Все непросто, — говорит мама, вздыхая, — все всегда непросто.
— Мам, что пошло не так? Там все как-то было по-другому.
— Время меняется, Андрюш.
— Мы были там счастливы.
Мама улыбается и вновь смотрит на меня. Я вижу, как в ее уставших глазах отражается закатное солнце, и мне почему-то кажется, что вот-вот — и по ее щеке побежит черная капля.
— Я и сейчас счастлива, Андрей. У меня есть ты и Юля. А если чего-то и нет… — Мама делает паузу, а потом продолжает: — Значит, это мне и не нужно.
— Мы там другие. Там все другие, — говорю я, глядя на пепельницу.
— Можешь покурить, — мама улавливает мой взгляд, и я достаю из кармана пачку. — Дай и мне одну!
Дверь открывается, и мамина помощница приносит чай и кофе. Она ставит посуду на стол и смотрит на меня, а потом уходит, захлопывая дверь, а я протягиваю маме сигарету.
— Мам, что пошло не так? — спрашиваю я и закуриваю.
Она затягивается и отвечает:
— Не знаю, может, просто все быстро побежали. Жизнь, о которой мечтали мы, родители Миры, родители Алекса, царствие им небесное… да нет, не мечтали, а хотели, просто хотели… скорее так… Жизнь развела всех по разным… — мама стряхивает пепел, — углам.
— Получается, что во всем виноваты деньги?
— Они всегда виноваты, но люди чаще.
— Как ты думаешь, если бы, к примеру, все не закрутилось, то было бы как-то по-другому?
— Андрей, — говорит мама, выдувая дым. — Я не знаю. Правда. Это трудно.
— Понимаешь, мне кажется… — Я затягиваюсь и пытаюсь собраться с силами. — Мне кажется… я… Мне кажется, все было бы по-другому.
— Возможно.
— У меня не было бы машины, понимаешь? Я бы не умел водить, я бы в тот день не сел за руль, я бы в тот день… я бы не сбил человека в тот день, — говорю я и чувствую, как по руке от плеча пробегает дрожь.

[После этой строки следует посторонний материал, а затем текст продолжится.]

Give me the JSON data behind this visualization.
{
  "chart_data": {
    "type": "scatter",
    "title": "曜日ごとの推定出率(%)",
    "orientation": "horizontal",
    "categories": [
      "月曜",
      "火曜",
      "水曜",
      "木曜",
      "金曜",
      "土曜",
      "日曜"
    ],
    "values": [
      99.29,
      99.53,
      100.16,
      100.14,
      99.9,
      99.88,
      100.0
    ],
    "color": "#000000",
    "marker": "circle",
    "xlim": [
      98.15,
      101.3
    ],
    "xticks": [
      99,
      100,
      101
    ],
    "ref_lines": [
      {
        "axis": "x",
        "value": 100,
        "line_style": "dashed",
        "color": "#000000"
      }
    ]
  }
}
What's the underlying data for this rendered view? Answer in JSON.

Мама тушит сигарету и делает глоток чая. А я напряженно жду ее ответа.
— Андрей, ты тут ни при чем, и машина твоя тоже. И вообще, ничего уже не изменить. Ничего.

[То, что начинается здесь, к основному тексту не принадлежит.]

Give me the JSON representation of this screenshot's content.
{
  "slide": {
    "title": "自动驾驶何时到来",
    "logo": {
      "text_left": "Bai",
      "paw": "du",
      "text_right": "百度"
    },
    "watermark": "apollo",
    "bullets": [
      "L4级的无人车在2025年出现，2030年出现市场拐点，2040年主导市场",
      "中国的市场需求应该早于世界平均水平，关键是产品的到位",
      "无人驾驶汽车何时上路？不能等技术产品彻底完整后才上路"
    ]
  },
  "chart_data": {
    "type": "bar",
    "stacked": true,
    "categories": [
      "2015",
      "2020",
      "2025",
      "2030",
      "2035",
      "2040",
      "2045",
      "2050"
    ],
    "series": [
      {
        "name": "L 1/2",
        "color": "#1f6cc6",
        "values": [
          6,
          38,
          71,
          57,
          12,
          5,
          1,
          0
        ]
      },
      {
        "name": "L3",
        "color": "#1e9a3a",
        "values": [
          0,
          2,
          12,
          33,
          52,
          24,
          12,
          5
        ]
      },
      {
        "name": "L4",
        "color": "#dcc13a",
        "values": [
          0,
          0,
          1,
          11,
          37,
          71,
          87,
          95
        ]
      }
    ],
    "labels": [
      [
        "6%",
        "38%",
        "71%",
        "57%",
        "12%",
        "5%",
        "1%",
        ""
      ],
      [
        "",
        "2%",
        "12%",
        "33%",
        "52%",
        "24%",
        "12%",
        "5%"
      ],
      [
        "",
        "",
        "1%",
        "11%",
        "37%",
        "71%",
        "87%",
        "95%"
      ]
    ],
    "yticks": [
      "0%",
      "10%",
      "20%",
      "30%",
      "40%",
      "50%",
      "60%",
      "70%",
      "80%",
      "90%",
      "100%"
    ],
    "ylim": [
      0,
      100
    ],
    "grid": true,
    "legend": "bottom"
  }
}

— На тех кассетах что-то есть.
— Андрей, в них то, что было когда-то. Было и прошло. Это просто записи. Там не может быть никакой разгадки.
— Как ты думаешь, если бы никто никуда не побежал, были бы мы все вместе, как там?

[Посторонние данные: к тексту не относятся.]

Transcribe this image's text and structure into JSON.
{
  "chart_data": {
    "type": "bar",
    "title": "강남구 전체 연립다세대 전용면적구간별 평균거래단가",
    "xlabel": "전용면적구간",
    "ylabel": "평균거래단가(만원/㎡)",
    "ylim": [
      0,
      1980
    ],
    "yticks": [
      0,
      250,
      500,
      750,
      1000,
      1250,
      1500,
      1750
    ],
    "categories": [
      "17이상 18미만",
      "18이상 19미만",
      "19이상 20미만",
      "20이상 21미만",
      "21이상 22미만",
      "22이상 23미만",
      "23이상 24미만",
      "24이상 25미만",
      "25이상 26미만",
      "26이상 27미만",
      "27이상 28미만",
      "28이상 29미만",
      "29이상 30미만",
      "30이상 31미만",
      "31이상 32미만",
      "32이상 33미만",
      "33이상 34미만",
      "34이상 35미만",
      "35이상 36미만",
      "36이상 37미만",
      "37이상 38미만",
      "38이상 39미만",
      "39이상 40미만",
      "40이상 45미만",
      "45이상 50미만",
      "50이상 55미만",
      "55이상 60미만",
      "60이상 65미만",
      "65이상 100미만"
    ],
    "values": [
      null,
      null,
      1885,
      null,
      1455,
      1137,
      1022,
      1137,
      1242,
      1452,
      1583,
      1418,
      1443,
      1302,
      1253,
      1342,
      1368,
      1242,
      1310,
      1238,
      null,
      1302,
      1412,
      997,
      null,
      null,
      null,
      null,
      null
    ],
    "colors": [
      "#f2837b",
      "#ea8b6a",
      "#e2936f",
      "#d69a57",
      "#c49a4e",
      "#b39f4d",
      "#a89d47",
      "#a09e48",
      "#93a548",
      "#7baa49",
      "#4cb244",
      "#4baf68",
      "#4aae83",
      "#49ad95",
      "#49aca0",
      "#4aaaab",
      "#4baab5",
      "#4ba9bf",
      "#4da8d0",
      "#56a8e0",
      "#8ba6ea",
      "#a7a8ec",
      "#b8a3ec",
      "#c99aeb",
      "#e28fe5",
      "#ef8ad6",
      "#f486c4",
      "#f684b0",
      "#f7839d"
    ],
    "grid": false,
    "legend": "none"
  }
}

— В смысле? — Мама встревоженно смотрит на меня.
— Мы были бы все вместе. Ты, я, Юля… — Вдруг вспоминаю, что на пленках ее нет, мама была беременна. — И… и папа, — говорю я и сразу затягиваюсь сигаретой.
Мама закуривает еще одну, не припомню, чтобы она курила так часто. Она смотрит куда-то в пол, и мне становится неловко и неуютно оттого, что я могу испортить ей настроение. И даже кажется, что, может, я ошибся, придя к ней. Но потом она поднимает глаза в потолок и затягивается сигаретой.
— Андрей, я не знаю, — говорит она куда-то вверх. — Я не думаю, что… — Она запинается. — Я не думаю, что… — Снова запинается. — Я просто не думаю об этом.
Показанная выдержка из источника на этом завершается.